BDO Pays $40 Million for Stanford Ponzi

DALLAS (CN) - Accounting giant BDO USA will pay $40 million to settle claims it knowingly participated in R. Allen Stanford's $7 billion Ponzi scheme.

Settlement terms were not disclosed in the May 15 federal court filing, in which BDO denied wrongdoing. The company said it agreed to pay the money to save "time and energy."

The Official Stanford Investors Committee sued the company in 2012 , claiming it repeatedly issued unqualified audit opinions for Stanford's annual financial statements that were critical to Stanford's apparent success.

Stanford was convicted in 2012 in Houston of selling phony certificates of deposit. He is serving 110 years in federal prison.

"BDO Seidman was never the auditor of Stanford International Bank (Ltd.), the entity where Robert Allen Stanford committed his fraud," the company said in a statement Thursday. "BDO audited an affiliated company whose financial statements are not alleged by plaintiffs to have contained any material misstatements. However, after almost four years of litigation and the likelihood of more to come, this settlement makes the most sense for our partnership given our relevant insurance coverage and the costs, as well as the loss of time and energy, associated with continuing this case."

Plaintiffs' attorney Edward Valdespino, with Strasburger & Price in San Antonio, said the previous largest award for Stanford Ponzi victims was $5 million.

"It's really the first significant settlement for the victims after six years," he told the San Antonio Express-News. "In the scheme of things, it's a small amount for each individual investor, but this is one of many lawsuits out there."

The plaintiffs claimed BDO USA played a significant role in weakening banking laws in Antigua, where Stanford based his Ponzi scheme.

When Antigua came under increased scrutiny from foreign regulators, Stanford formed a task force to rewrite the country's banking laws.
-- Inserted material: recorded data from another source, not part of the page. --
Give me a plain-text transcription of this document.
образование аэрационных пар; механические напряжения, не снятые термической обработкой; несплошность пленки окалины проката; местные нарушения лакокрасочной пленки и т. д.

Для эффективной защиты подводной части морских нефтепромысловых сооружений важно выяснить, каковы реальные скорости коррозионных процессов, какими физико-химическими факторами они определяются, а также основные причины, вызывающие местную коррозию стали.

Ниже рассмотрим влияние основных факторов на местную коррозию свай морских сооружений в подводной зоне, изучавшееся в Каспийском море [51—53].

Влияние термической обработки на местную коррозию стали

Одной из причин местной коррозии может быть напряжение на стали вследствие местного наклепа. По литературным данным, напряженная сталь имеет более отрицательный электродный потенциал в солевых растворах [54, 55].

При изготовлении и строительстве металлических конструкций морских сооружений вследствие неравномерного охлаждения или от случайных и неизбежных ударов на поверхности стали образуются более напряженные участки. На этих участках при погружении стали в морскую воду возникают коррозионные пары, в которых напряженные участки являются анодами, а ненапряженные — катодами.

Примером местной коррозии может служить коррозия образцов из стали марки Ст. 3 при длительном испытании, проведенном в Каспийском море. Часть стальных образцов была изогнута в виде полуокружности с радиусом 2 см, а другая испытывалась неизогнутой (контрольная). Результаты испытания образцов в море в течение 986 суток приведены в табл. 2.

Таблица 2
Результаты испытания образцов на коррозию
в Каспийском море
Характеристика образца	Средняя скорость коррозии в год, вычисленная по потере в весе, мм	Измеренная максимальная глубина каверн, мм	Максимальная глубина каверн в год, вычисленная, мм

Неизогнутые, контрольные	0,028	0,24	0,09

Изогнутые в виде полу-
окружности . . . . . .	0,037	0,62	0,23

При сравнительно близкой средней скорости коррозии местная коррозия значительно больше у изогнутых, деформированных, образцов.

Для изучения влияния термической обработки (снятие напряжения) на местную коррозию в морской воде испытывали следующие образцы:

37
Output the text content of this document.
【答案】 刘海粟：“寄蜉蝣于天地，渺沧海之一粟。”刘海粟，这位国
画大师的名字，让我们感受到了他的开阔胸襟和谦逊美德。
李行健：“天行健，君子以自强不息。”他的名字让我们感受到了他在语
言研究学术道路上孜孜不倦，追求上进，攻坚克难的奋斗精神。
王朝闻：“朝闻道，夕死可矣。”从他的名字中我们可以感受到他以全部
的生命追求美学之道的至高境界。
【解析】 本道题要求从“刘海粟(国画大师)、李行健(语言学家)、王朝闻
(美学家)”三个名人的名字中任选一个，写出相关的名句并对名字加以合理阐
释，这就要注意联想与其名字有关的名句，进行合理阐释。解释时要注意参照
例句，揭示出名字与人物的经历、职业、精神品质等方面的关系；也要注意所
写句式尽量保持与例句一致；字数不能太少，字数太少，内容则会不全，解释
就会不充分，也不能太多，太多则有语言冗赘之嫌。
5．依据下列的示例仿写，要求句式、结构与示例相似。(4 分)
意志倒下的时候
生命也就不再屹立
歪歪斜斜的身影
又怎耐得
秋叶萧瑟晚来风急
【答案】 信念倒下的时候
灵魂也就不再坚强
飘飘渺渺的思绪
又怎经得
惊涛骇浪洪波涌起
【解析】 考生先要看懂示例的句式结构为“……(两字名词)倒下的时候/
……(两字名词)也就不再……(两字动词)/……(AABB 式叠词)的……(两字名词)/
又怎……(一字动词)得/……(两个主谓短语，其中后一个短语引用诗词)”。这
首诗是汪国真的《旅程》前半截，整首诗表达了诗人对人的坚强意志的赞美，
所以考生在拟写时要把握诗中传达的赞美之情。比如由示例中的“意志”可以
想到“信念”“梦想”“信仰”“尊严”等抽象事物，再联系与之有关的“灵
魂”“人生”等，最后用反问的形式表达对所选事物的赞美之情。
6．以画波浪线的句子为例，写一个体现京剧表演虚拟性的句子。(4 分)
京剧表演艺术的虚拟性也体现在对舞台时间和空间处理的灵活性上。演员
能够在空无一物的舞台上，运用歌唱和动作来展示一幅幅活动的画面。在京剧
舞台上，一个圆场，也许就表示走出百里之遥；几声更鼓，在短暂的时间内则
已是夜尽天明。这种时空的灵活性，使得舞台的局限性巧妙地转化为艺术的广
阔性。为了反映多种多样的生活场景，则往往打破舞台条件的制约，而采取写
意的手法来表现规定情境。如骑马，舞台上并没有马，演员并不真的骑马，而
The task force succeeded in weakening regulations, and in effectively eliminating the Stanford bank's Antiguan competitors, making Stanford the country's de facto offshore banking regulator.

"The smashing success of the Stanford task force and its misleading regulatory 'reforms' were rooted in its exclusive nine-person membership," the complaint stated. "Every firm represented on the Task Force provided crucial services to Stanford Financial Group, and every individual member of the Task Force was personally appointed by Stanford himself. ... BDO USA's partners and associates comprised nearly half of the Stanford Task Force's members, more than any other firm represented on the Task Force."

The key aim of the task force was to amend Antigua's Money Laundering Act to ensure that "fraud" and "false accounting" were not included as violations, investors said.

BDO USA allegedly had some of the most important responsibilities for this, reviewing and advising on Antigua's banking laws, and making recommendations to Antigua's regulatory authorities, including procedures for supervising and examining international banks.

The settlement comes three days after New Orleans-based law firm Adams & Reese and Baton Rouge-based Breazeale Sachse & Wilson, among others, agreed to pay Stanford's court-appointed receiver $5 million to settle claims they referred clients to the scheme and gave fake opinions to Antiguan banking authorities.